ILLAWARRA transport expert Philip Laird has urged Wollongong City Council to object to Boral's plans for a 50 per cent increase in truck movements to and from its Dunmore hard-rock quarry.
Boral lodged an application with NSW Planning late last year seeking to raise its current road haulage limit of one million tonnes of product to 1.5 million tonnes.
The move would increase the number of trucks coming out of the site from 110 a day to 165.
An impact assessment of the proposed changes concluded that the extra trucks would "have minimal or negligible impact on the existing road network".
However, Mr Laird, speaking at last night's council meeting on behalf of the Wollongong Transport Coalition, disagreed.
"Given the high number of trucks already on Mt Ousley Road, we do not need extra road haulage from Dunmore on Mt Ousley," he said.
He urged the council to write to NSW Planning expressing concern about the proposal.
Mr Laird also lambasted the lack of attention given to Mt Ousley in the recently released draft state freight and ports strategy.

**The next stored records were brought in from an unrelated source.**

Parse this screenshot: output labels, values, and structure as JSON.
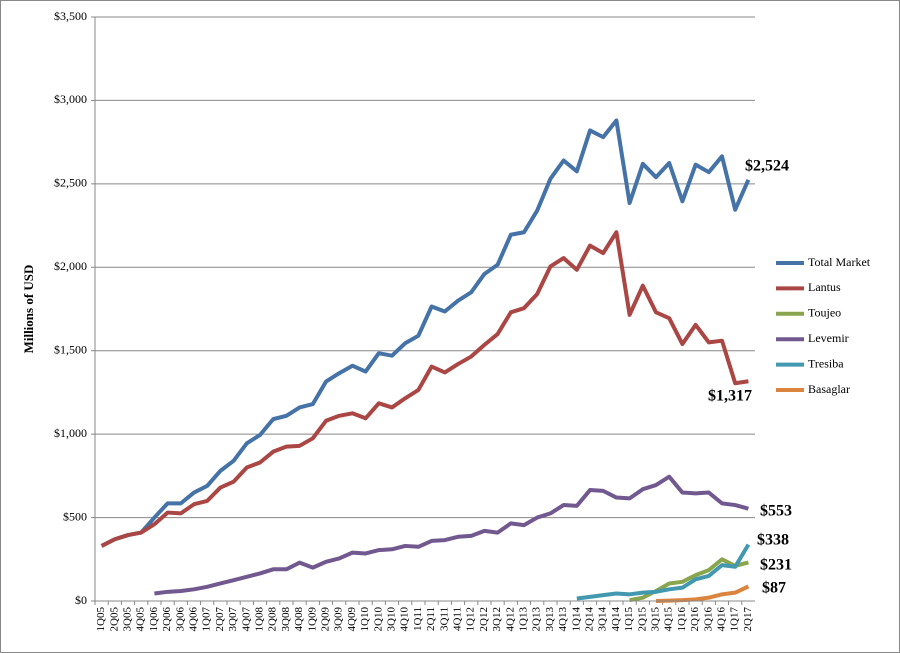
{
  "chart_data": {
    "type": "line",
    "y_label": "Millions of USD",
    "categories": [
      "1Q05",
      "2Q05",
      "3Q05",
      "4Q05",
      "1Q06",
      "2Q06",
      "3Q06",
      "4Q06",
      "1Q07",
      "2Q07",
      "3Q07",
      "4Q07",
      "1Q08",
      "2Q08",
      "3Q08",
      "4Q08",
      "1Q09",
      "2Q09",
      "3Q09",
      "4Q09",
      "1Q10",
      "2Q10",
      "3Q10",
      "4Q10",
      "1Q11",
      "2Q11",
      "3Q11",
      "4Q11",
      "1Q12",
      "2Q12",
      "3Q12",
      "4Q12",
      "1Q13",
      "2Q13",
      "3Q13",
      "4Q13",
      "1Q14",
      "2Q14",
      "3Q14",
      "4Q14",
      "1Q15",
      "2Q15",
      "3Q15",
      "4Q15",
      "1Q16",
      "2Q16",
      "3Q16",
      "4Q16",
      "1Q17",
      "2Q17"
    ],
    "series": [
      {
        "name": "Total Market",
        "color": "#4572a7",
        "end_label": "$2,524",
        "values": [
          330,
          370,
          395,
          410,
          500,
          585,
          585,
          650,
          690,
          780,
          840,
          945,
          995,
          1090,
          1110,
          1160,
          1180,
          1315,
          1365,
          1410,
          1375,
          1485,
          1470,
          1545,
          1590,
          1765,
          1735,
          1800,
          1850,
          1960,
          2015,
          2195,
          2210,
          2340,
          2530,
          2640,
          2575,
          2820,
          2780,
          2880,
          2385,
          2620,
          2540,
          2625,
          2395,
          2615,
          2570,
          2665,
          2345,
          2524
        ]
      },
      {
        "name": "Lantus",
        "color": "#aa4643",
        "end_label": "$1,317",
        "values": [
          330,
          370,
          395,
          410,
          460,
          530,
          525,
          580,
          600,
          680,
          715,
          800,
          830,
          895,
          925,
          930,
          975,
          1080,
          1110,
          1125,
          1095,
          1185,
          1160,
          1215,
          1265,
          1405,
          1370,
          1420,
          1465,
          1535,
          1600,
          1730,
          1755,
          1840,
          2005,
          2055,
          1985,
          2130,
          2085,
          2210,
          1715,
          1890,
          1730,
          1695,
          1540,
          1655,
          1550,
          1560,
          1305,
          1317
        ]
      },
      {
        "name": "Toujeo",
        "color": "#89a54e",
        "end_label": "$231",
        "values": [
          null,
          null,
          null,
          null,
          null,
          null,
          null,
          null,
          null,
          null,
          null,
          null,
          null,
          null,
          null,
          null,
          null,
          null,
          null,
          null,
          null,
          null,
          null,
          null,
          null,
          null,
          null,
          null,
          null,
          null,
          null,
          null,
          null,
          null,
          null,
          null,
          null,
          null,
          null,
          null,
          5,
          20,
          60,
          105,
          115,
          155,
          185,
          250,
          210,
          231
        ]
      },
      {
        "name": "Levemir",
        "color": "#71588f",
        "end_label": "$553",
        "values": [
          null,
          null,
          null,
          null,
          45,
          55,
          60,
          70,
          85,
          105,
          125,
          145,
          165,
          190,
          190,
          230,
          200,
          235,
          255,
          290,
          285,
          305,
          310,
          330,
          325,
          360,
          365,
          385,
          390,
          420,
          410,
          465,
          455,
          500,
          525,
          575,
          570,
          665,
          660,
          620,
          615,
          670,
          695,
          745,
          650,
          645,
          650,
          585,
          575,
          553
        ]
      },
      {
        "name": "Tresiba",
        "color": "#4198af",
        "end_label": "$338",
        "values": [
          null,
          null,
          null,
          null,
          null,
          null,
          null,
          null,
          null,
          null,
          null,
          null,
          null,
          null,
          null,
          null,
          null,
          null,
          null,
          null,
          null,
          null,
          null,
          null,
          null,
          null,
          null,
          null,
          null,
          null,
          null,
          null,
          null,
          null,
          null,
          null,
          15,
          25,
          35,
          45,
          40,
          50,
          55,
          70,
          80,
          130,
          150,
          215,
          205,
          338
        ]
      },
      {
        "name": "Basaglar",
        "color": "#db843d",
        "end_label": "$87",
        "values": [
          null,
          null,
          null,
          null,
          null,
          null,
          null,
          null,
          null,
          null,
          null,
          null,
          null,
          null,
          null,
          null,
          null,
          null,
          null,
          null,
          null,
          null,
          null,
          null,
          null,
          null,
          null,
          null,
          null,
          null,
          null,
          null,
          null,
          null,
          null,
          null,
          null,
          null,
          null,
          null,
          null,
          null,
          0,
          2,
          5,
          10,
          20,
          40,
          50,
          87
        ]
      }
    ],
    "ylim": [
      0,
      3500
    ],
    "yticks": [
      {
        "value": 0,
        "label": "$0"
      },
      {
        "value": 500,
        "label": "$500"
      },
      {
        "value": 1000,
        "label": "$1,000"
      },
      {
        "value": 1500,
        "label": "$1,500"
      },
      {
        "value": 2000,
        "label": "$2,000"
      },
      {
        "value": 2500,
        "label": "$2,500"
      },
      {
        "value": 3000,
        "label": "$3,000"
      },
      {
        "value": 3500,
        "label": "$3,500"
      }
    ],
    "grid": true
  }
}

"Decisions in recent years by the NSW government have allowed for more grain and coal trucks on top of car carriers, quarry trucks and general freight trucks on Mt Ousley," he said.
"This has led to cumulative impacts including congestion and truck noise.

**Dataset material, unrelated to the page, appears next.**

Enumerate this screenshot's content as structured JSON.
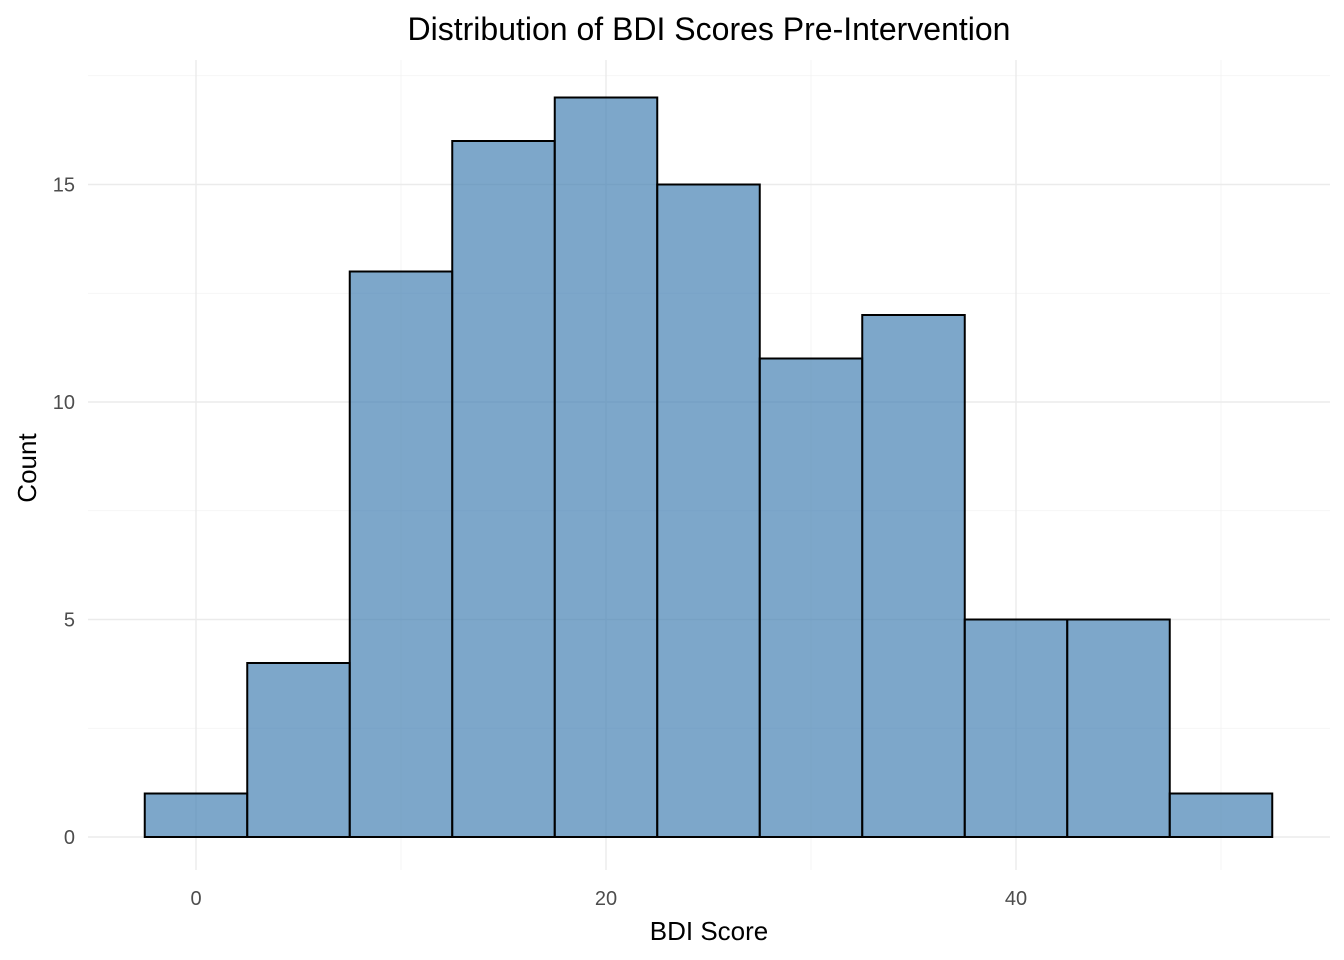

"Mt Ousley gets just one mention in the freight strategy - nothing is written about extra lanes or an underpass or overpass at or near the intersection of Mt Ousley Road and the F6.
"This intersection was the scene of a fatal accident just before Christmas and is one of the busiest on the Princes Highway.
"It needs grade separation, which could also provide an improved access to the University of Wollongong."
Mr Laird called on the council to make a submission to the strategy, asking the NSW government to impose stricter conditions on road haulage, shift more freight to rail, and push for a speedier completion of the Maldon-Dombarton rail link.